YMCA Camp Queen Elizabeth Summer Camp

Become one with nature via YMCA summer camps

They don’t hold the market on summer camps in nature though. The YMCA also offers summer camps and has bragging rights on some pretty fine locations themselves. On Windermere Rd, they have access to 27 acres of wilderness at the always popular Spencer Lodge. Expect your kids to come face to face with frogs, turtles and other delights, as they explore the forest, while learning to make fire, shelters, and identify tracks of the creatures that live there. Fanshawe Conservation Area also hosts summer camps. With Fanshawe Lake being handy your kids will learn to canoe and kayak, as well as take part in traditional summer camp activities, like games, arts and crafts. For the ultimate in summer camps though, Camp Queen Elizabeth introduces overnight adventure on Beausoleil Island in Georgian Bay National Park. No cell phones allowed as your children get exposed to the outdoors in a big way. They can expect swimming, fishing, archery, sailing and so much more. Sign me up!

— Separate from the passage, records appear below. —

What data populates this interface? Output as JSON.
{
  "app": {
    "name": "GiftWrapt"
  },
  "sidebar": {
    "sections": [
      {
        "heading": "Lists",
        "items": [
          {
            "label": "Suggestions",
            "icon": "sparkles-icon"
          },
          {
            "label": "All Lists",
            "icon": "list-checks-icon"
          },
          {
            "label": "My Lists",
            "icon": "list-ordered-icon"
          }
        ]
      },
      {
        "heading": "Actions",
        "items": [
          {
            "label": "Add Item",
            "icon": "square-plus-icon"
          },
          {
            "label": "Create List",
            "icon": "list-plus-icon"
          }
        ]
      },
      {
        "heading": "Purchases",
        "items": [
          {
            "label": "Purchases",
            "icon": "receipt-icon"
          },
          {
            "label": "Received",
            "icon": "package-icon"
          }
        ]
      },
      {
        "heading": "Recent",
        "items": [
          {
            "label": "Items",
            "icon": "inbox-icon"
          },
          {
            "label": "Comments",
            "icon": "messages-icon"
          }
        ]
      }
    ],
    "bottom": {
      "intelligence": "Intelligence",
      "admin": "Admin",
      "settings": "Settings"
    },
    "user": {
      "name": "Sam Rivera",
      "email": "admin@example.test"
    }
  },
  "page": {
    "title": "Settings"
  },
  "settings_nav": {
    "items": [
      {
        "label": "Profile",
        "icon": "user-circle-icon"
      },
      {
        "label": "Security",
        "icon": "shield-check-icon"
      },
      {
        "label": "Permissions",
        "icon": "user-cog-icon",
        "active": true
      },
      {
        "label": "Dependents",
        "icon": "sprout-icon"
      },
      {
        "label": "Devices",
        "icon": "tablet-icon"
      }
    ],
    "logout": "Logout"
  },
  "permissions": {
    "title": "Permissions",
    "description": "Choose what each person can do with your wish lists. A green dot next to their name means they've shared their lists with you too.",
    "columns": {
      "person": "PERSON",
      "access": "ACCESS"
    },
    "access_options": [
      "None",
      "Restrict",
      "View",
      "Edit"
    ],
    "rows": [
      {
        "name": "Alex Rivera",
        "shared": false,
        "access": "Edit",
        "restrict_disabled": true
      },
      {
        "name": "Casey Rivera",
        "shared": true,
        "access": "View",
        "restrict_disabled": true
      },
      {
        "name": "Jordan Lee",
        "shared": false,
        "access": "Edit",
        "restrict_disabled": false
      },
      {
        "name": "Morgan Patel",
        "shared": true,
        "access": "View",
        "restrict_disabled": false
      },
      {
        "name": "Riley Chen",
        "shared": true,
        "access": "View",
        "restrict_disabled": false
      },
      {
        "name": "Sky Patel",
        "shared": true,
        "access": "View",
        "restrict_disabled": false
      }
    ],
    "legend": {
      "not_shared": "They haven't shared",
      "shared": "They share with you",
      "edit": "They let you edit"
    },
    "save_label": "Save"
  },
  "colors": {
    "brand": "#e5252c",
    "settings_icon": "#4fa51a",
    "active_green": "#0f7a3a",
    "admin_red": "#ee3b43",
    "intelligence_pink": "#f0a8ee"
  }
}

There is another organization that values summer camps as much as anyone, but isn’t exactly a summer camp themselves. The Charitree Foundation was founded by Andrea Koehle Jones. She remembers how much fun it was to take part in summer camp and figured out a way to give back. What she offers is the opportunity to make Canadian camps better. Camps that put in a request are eligible to receive 40-800 tree seedlings free of charge. This unique Canadian charity operates across Canada and only asks that campers plant seedlings within two weeks of receipt of them, plus water them as necessary. This is the 6th consecutive year that the program has been run and is open to any camps, including ones that have planted in previous years. For those that appreciate the concept, Charitree is always looking for donations, business partnerships, people willing to offer their expertise or any other way to help grow the foundation. It’s a great way to get kids back into nature.

What will you be doing with your kids this summer? How will they get in touch with nature?